Las noches en aquel vecindario siempre habían sido tranquilas, pero desde que él llegó, la calma se había vuelto un espejismo.
La protagonista se sorprendía a sí misma mirando hacia la casa de su vecino, como si algo dentro de ella necesitara comprobar que todo seguía en su sitio.
Aquella noche, la curiosidad la venció. Se levantó de la cama, descalza, y se acercó a la ventana. Entre las cortinas apenas abiertas pudo distinguir una silueta en la casa de enfrente. El hombre estaba de pie, inmóvil, como si supiera que lo observaban.
Se estremeció. Quiso apartar la vista, pero no pudo. La figura, alta y rígida, parecía mirar directamente hacia ella. Una sensación de vulnerabilidad le recorrió el cuerpo, como si la hubieran sorprendido en un secreto que no debía revelar.
De repente, la luz de la sala del vecino se apagó.

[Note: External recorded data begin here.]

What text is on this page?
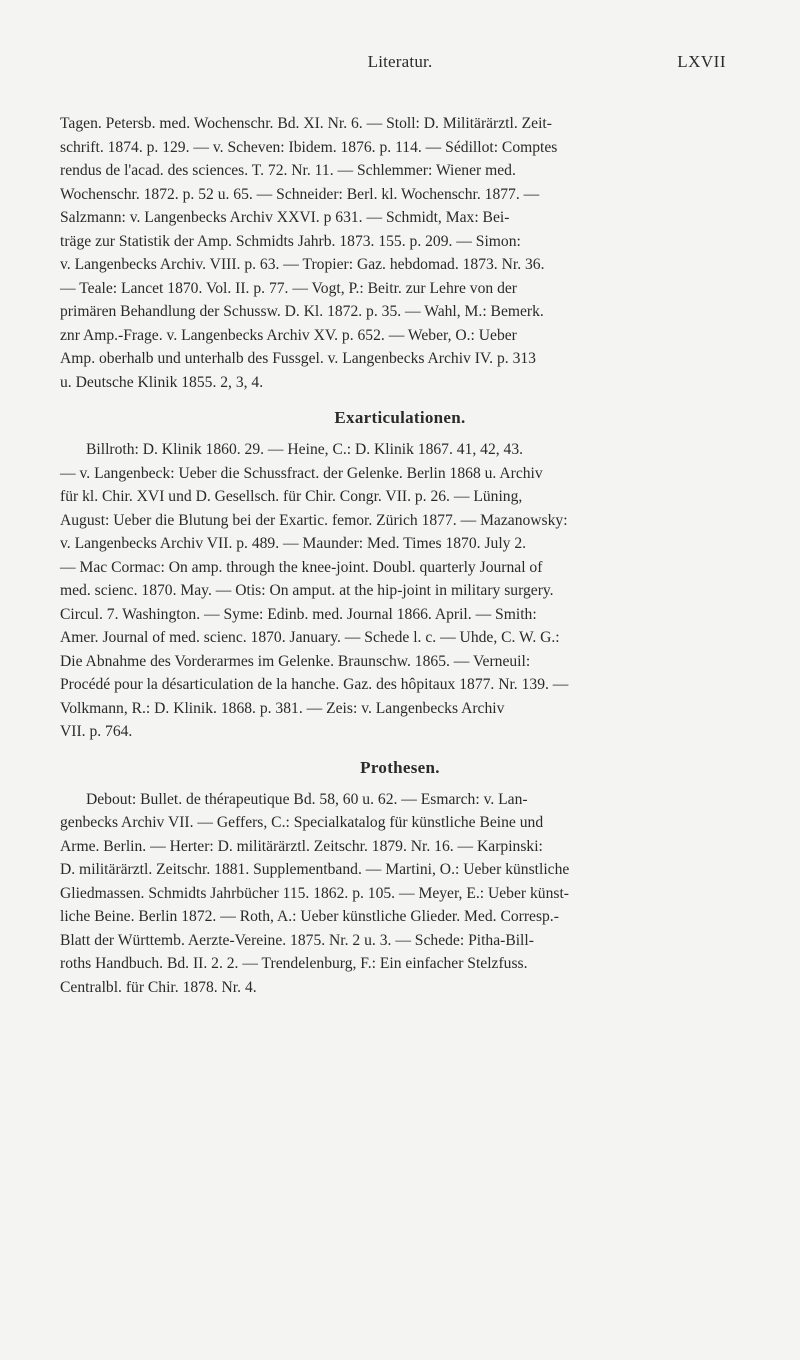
Literatur.	LXVII

Tagen. Petersb. med. Wochenschr. Bd. XI. Nr. 6. — Stoll: D. Militärärztl. Zeit-
schrift. 1874. p. 129. — v. Scheven: Ibidem. 1876. p. 114. — Sédillot: Comptes
rendus de l'acad. des sciences. T. 72. Nr. 11. — Schlemmer: Wiener med.
Wochenschr. 1872. p. 52 u. 65. — Schneider: Berl. kl. Wochenschr. 1877. —
Salzmann: v. Langenbecks Archiv XXVI. p 631. — Schmidt, Max: Bei-
träge zur Statistik der Amp. Schmidts Jahrb. 1873. 155. p. 209. — Simon:
v. Langenbecks Archiv. VIII. p. 63. — Tropier: Gaz. hebdomad. 1873. Nr. 36.
— Teale: Lancet 1870. Vol. II. p. 77. — Vogt, P.: Beitr. zur Lehre von der
primären Behandlung der Schussw. D. Kl. 1872. p. 35. — Wahl, M.: Bemerk.
znr Amp.-Frage. v. Langenbecks Archiv XV. p. 652. — Weber, O.: Ueber
Amp. oberhalb und unterhalb des Fussgel. v. Langenbecks Archiv IV. p. 313
u. Deutsche Klinik 1855. 2, 3, 4.

Exarticulationen.

Billroth: D. Klinik 1860. 29. — Heine, C.: D. Klinik 1867. 41, 42, 43.
— v. Langenbeck: Ueber die Schussfract. der Gelenke. Berlin 1868 u. Archiv
für kl. Chir. XVI und D. Gesellsch. für Chir. Congr. VII. p. 26. — Lüning,
August: Ueber die Blutung bei der Exartic. femor. Zürich 1877. — Mazanowsky:
v. Langenbecks Archiv VII. p. 489. — Maunder: Med. Times 1870. July 2.
— Mac Cormac: On amp. through the knee-joint. Doubl. quarterly Journal of
med. scienc. 1870. May. — Otis: On amput. at the hip-joint in military surgery.
Circul. 7. Washington. — Syme: Edinb. med. Journal 1866. April. — Smith:
Amer. Journal of med. scienc. 1870. January. — Schede l. c. — Uhde, C. W. G.:
Die Abnahme des Vorderarmes im Gelenke. Braunschw. 1865. — Verneuil:
Procédé pour la désarticulation de la hanche. Gaz. des hôpitaux 1877. Nr. 139. —
Volkmann, R.: D. Klinik. 1868. p. 381. — Zeis: v. Langenbecks Archiv
VII. p. 764.

Prothesen.

Debout: Bullet. de thérapeutique Bd. 58, 60 u. 62. — Esmarch: v. Lan-
genbecks Archiv VII. — Geffers, C.: Specialkatalog für künstliche Beine und
Arme. Berlin. — Herter: D. militärärztl. Zeitschr. 1879. Nr. 16. — Karpinski:
D. militärärztl. Zeitschr. 1881. Supplementband. — Martini, O.: Ueber künstliche
Gliedmassen. Schmidts Jahrbücher 115. 1862. p. 105. — Meyer, E.: Ueber künst-
liche Beine. Berlin 1872. — Roth, A.: Ueber künstliche Glieder. Med. Corresp.-
Blatt der Württemb. Aerzte-Vereine. 1875. Nr. 2 u. 3. — Schede: Pitha-Bill-
roths Handbuch. Bd. II. 2. 2. — Trendelenburg, F.: Ein einfacher Stelzfuss.
Centralbl. für Chir. 1878. Nr. 4.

Oscuridad absoluta. La protagonista se quedó inmóvil, conteniendo la respiración, como si en cualquier momento pudiera escuchar el crujir de pasos acercándose a su puerta.
Al día siguiente, trató de convencerse de que había sido producto de su imaginación. Quizás él simplemente se movió por la casa y apagó la luz. Quizás no la había visto.
Pero cuando salió temprano rumbo a la tienda, encontró en su buzón un papel doblado. Temblando, lo abrió:
“Te ves bonita cuando miras por la ventana.”
El mundo se le vino abajo. Aquello ya no era coincidencia.
Él sabía.
La había visto.
Un escalofrío recorrió su espalda. Y lo peor no era la nota, sino que no había firma. Pero no hacía falta. Ella sabía perfectamente de quién venía.